OMG, not only government, but corporations and…HOSPITALS?? You mean those places that Wendell Potter dealt with while sitting in his executive office in Philly?

And speaking of office, it so happens that that’s the simple meaning of the word bureau. That’s French for office, and to top it off, in German we call it Büro.

Again, here’s the wiki:

The term bureaucracy came into use shortly before the French Revolution of 1789, and from there rapidly spread to other countries. The Greek suffix – kratia or kratos – means “power” or “rule”.

So, the rule from the office. Which brings us all back to Wendell Potter and his former insurance -bureaucrat- executive buddies. You see, these people all sit in offices and make decisions about whether you should be lucky enough to have your doctor help you or not. In fact, sitting behind their desks and looking at paper or a spreadsheet with your record on it, they can decide whether they’ll even let you see a doctor. You know, there are some things money can’t buy, but for everything else there is you-know-what.

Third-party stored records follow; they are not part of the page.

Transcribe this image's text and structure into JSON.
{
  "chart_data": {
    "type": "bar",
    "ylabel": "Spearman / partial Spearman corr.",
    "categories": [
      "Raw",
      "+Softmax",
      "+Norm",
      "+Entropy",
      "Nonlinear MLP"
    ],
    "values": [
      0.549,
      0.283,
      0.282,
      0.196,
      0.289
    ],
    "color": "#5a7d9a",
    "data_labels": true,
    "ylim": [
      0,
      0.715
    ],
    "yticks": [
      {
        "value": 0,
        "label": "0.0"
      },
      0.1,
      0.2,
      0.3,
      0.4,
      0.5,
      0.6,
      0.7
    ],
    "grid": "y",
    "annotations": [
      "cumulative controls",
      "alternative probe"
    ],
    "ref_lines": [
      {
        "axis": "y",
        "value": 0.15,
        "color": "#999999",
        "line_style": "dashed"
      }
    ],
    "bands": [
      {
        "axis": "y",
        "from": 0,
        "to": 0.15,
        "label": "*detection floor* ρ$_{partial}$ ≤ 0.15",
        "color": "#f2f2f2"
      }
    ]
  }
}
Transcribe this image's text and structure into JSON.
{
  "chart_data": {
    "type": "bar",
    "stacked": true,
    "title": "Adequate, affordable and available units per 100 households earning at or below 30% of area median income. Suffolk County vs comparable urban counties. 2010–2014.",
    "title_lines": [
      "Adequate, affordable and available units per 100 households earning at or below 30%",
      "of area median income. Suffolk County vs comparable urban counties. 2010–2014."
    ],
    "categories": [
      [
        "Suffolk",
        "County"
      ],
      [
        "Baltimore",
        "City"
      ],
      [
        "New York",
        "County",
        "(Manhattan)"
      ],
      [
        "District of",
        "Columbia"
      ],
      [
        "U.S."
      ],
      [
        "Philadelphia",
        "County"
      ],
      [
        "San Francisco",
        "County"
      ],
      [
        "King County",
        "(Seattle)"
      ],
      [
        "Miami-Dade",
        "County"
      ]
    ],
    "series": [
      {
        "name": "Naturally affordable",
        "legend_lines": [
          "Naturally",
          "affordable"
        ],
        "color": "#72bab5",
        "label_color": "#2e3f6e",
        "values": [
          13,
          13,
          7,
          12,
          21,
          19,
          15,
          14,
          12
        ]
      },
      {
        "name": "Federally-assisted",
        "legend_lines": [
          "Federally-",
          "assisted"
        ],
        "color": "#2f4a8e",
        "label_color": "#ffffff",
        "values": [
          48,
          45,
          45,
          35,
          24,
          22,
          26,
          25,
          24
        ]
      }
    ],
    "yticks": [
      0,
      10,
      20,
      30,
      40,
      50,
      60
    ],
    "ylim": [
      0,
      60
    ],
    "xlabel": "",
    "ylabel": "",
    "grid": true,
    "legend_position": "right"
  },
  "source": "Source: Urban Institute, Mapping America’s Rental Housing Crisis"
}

Ok, so according to the most up-to-date definition as well as by his own admission, we can safely say that Wendell Potter was a bureaucrat who stood between you and your doctor. Here’s the kicker though: Not all bureaucrats are equal. The traditional government bureaucrat, at least in theory, is a public servant, bound to administer resources and enforce rules entrusted to him/her by elected officials. The corporate bureaucrat, on the other hand, is bound by one principle only: To make his company’s shareholders happy, aka to maximize profit.

So we have in effect two sets of bureaucrats: The government bureaucrats who we all know to be bureaucrats and who are openly bureaucratic — what you see is what you get. Then we have the corporate bureaucrats and their government enablers, who hide behind the veil of freedom, choice and non-bureaucracy but who are really just bureaucrats with different masters — Wall Street. How about calling them shadow bureaucrats…?

Their marketing strategy is brilliantly twisted: Keep evoking the meme of the stuffy old government bureaucrat (which of course no longer applies anyway, see DMV & USPS) to distract from the fact that, as in this case, our health care system has been driven into the ground by corporate bureaucrats. It’s the ultimate case of doubling down, an old propaganda tool along the lines of telling people the big lie, because they won’t believe the small one.

I will leave you with a statement by former corporate bureaucrat Wendell Potter:

And that same thing happened, in the Nataline Sarkisyan case. You had a corporate bureaucrat making a decision on coverage. So, they are trying to make you worry. And fear a government bureaucrat being between you and your doctor. What you have now is a corporate bureaucrat between you and your doctor.